As a boy in a small town I took great comfort in knowing where everything
was and being able to navigate by the hills and the ocean. Why is it we
cannot build in that sense of place and location in these places? We have
made some many giant steps in technology but our ability to create good
solid design in the city is dismal. Why?  We can communicate across the
country but not across the street. Will there be no streets in the future.
Why didn't the lady from New York look to see the Empire State Building?
No reason to look?
What was the value of her being on that street?

I ve alwasy found a grounding in working in heriateg places that I would
like to see designres duplicate in  everyday life. Unfortunately they don't
know the challnege exists let a lone how to begin to design for it.
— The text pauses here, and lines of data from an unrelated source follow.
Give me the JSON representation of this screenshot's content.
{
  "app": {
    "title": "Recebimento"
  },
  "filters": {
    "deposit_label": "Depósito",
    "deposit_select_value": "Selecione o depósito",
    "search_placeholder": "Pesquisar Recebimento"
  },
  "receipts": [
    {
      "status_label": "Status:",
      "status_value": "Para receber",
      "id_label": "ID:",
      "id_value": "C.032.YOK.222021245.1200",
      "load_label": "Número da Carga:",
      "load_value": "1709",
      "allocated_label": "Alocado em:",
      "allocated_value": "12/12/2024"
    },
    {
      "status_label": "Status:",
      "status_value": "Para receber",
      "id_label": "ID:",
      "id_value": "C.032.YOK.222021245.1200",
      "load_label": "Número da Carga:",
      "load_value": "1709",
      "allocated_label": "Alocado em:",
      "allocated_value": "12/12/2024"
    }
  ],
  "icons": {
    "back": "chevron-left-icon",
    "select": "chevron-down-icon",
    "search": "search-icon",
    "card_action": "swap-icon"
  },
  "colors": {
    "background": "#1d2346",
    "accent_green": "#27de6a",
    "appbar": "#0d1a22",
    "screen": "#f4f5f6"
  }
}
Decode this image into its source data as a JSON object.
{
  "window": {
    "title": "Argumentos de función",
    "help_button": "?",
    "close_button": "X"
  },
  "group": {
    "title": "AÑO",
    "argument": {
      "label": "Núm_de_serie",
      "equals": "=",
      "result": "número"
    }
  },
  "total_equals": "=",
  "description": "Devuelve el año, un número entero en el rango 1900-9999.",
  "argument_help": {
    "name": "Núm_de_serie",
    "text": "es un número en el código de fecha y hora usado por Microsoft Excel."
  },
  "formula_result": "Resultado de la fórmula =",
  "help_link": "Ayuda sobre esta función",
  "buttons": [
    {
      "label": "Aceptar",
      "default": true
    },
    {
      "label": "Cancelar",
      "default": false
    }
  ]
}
At 07:42 AM 2/27/99 -0500, you wrote:
>Candy -
>
>When I first moved to NYC, I worked with a woman who was born and bred
>there.  One day, she was telling a story about how she worked near the
>Empire State building, but never knew where she was in relation to it.  It
>wasn't until after she had left that job that one day a friend came to
>visit and asked to go see the ESB.  She was surprized when she discovered
>she'd been walking right by it every day on her way from the train to the
>office and back again.  Sometimes it pays not only to look in one's own
>backyard, but looking up it a pretty neat view, too.
>
>- Pam, always looking skyward
>
>------------ Previous Message from  Candice Brashears <[log in to unmask]>
>on  02/26/99 08:18:02 PM tourists never go to their own backyard anyway -
>It's not that the grass is greener elsewhere, it's just that we can "always
>see what is close by - and do it another day".